Bronin had worked to establish a partnership with the insurers upon taking office in Jan. 2016, trying to strengthen ties with major employers. He was transparent with insurers about the magnitude of Hartford's financial woes because of their huge stake in the city.

The $50 million commitment is a significant part of the multistakeholder solution that allowed Hartford to stabilize and work toward future stability, Bronin said.

"But beyond the financial commitment itself, I think the three companies sent a very powerful message about how much the future of the city of Hartford matters to them," he said.

The partnership demonstrates the companies, among Connecticut's largest employers, view a strong Capital City as important to the business climate "because that's how you attract and retain talent," Bronin said.

The plan took teamwork, said Mark Santos, president of the New England market for Aetna.

"It was going to take more than one single mayor; it was going to take more than one single company," he said. "But if you get a group of like-minded people and companies, and you recognize the greater good is … to have a thriving Capital City in a community, then we're happy to be a part of that."

Robinson noted The Hartford's obvious connection to the city, by name and 200-plus years of headquartering here.

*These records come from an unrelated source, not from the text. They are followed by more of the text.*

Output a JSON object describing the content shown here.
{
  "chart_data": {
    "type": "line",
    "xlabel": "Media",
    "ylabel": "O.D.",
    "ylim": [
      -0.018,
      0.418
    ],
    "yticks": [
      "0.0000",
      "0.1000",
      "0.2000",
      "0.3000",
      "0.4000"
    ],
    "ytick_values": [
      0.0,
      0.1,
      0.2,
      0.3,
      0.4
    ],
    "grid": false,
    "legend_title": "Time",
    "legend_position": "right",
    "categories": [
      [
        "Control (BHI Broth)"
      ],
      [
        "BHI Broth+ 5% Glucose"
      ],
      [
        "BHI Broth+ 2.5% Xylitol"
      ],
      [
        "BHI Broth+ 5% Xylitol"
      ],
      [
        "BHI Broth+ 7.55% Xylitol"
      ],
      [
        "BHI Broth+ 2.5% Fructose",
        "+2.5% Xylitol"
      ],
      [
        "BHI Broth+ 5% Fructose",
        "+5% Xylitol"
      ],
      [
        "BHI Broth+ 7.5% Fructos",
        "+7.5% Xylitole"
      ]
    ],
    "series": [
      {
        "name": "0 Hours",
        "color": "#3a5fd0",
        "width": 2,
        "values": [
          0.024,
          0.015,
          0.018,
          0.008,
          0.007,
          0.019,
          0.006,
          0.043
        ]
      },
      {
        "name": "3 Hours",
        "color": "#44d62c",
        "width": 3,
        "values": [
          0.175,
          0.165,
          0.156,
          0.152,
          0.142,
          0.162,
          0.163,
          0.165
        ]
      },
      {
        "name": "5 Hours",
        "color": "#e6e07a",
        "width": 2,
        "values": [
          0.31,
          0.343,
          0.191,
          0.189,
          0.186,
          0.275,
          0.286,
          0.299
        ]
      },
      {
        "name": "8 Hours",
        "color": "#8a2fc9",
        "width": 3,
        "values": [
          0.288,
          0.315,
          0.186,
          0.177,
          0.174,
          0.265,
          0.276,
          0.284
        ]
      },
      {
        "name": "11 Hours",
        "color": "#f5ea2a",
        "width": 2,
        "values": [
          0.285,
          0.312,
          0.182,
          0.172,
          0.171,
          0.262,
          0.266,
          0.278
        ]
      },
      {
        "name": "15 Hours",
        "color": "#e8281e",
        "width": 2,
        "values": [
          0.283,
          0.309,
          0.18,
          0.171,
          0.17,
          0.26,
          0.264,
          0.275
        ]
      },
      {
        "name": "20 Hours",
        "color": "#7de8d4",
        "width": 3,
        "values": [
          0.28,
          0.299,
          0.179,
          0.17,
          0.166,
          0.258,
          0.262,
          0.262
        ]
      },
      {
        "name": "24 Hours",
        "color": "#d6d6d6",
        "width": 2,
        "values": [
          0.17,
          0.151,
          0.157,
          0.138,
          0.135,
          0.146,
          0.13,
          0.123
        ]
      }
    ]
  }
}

"I think we recognize that the success of our company is very much linked to the wellbeing of this community in particular, as well as the communities in which we have offices and employees across the country," Robinson said.

Travelers also has a significant presence in Hartford, more than 150 years, Alan Schnitzer, chairman and CEO at Travelers, noted in a statement.

"We're deeply committed to this city and are vested in its success," Schnitzer said. "Over the past year, the city has shown progress in reaching a comprehensive sustainable financial solution. We're looking forward to working with the mayor, city council and the Hartford legislative delegation to ensure that progress continues."

Vital, too, was the state's help this year, agreeing to pay the principal on about $534 million in city debt over 20 to 30 years.

However, with a new governor taking office in January, it is unclear if that deal will maintain its current form.

"I am confident that so long as our partners in the state legislature continue to recognize the importance of having a healthy, strong and vibrant Capital City that we will continue to hit our goals under our five-year plan" and move the city toward long-term sustainability and strength, Bronin said.

The state's commitment was one piece of a broader fiscal-stability effort that included deep city cost cutting, dramatic changes in labor contracts with municipal employee unions, the insurers' contribution, and efforts to grow the grand list and retain and recruit business, Bronin said.

"The insurance companies' commitment was a really important signal, especially to leaders at the state level, about just how important it was to get this right," he said.

While the insurers' funding will be an annual discussion, and there's a long road to fiscal sustainability, financial optimism and new developments — including UConn's downtown campus, Dunkin' Donuts Park's success, Dillon Stadium renovations for pro soccer, new apartments and mass transit, insurance technology initiatives, new arrivals like Infosys, Bushnell-area development, even LimeBikes — seem to have contributed to a sense of momentum, the parties agree.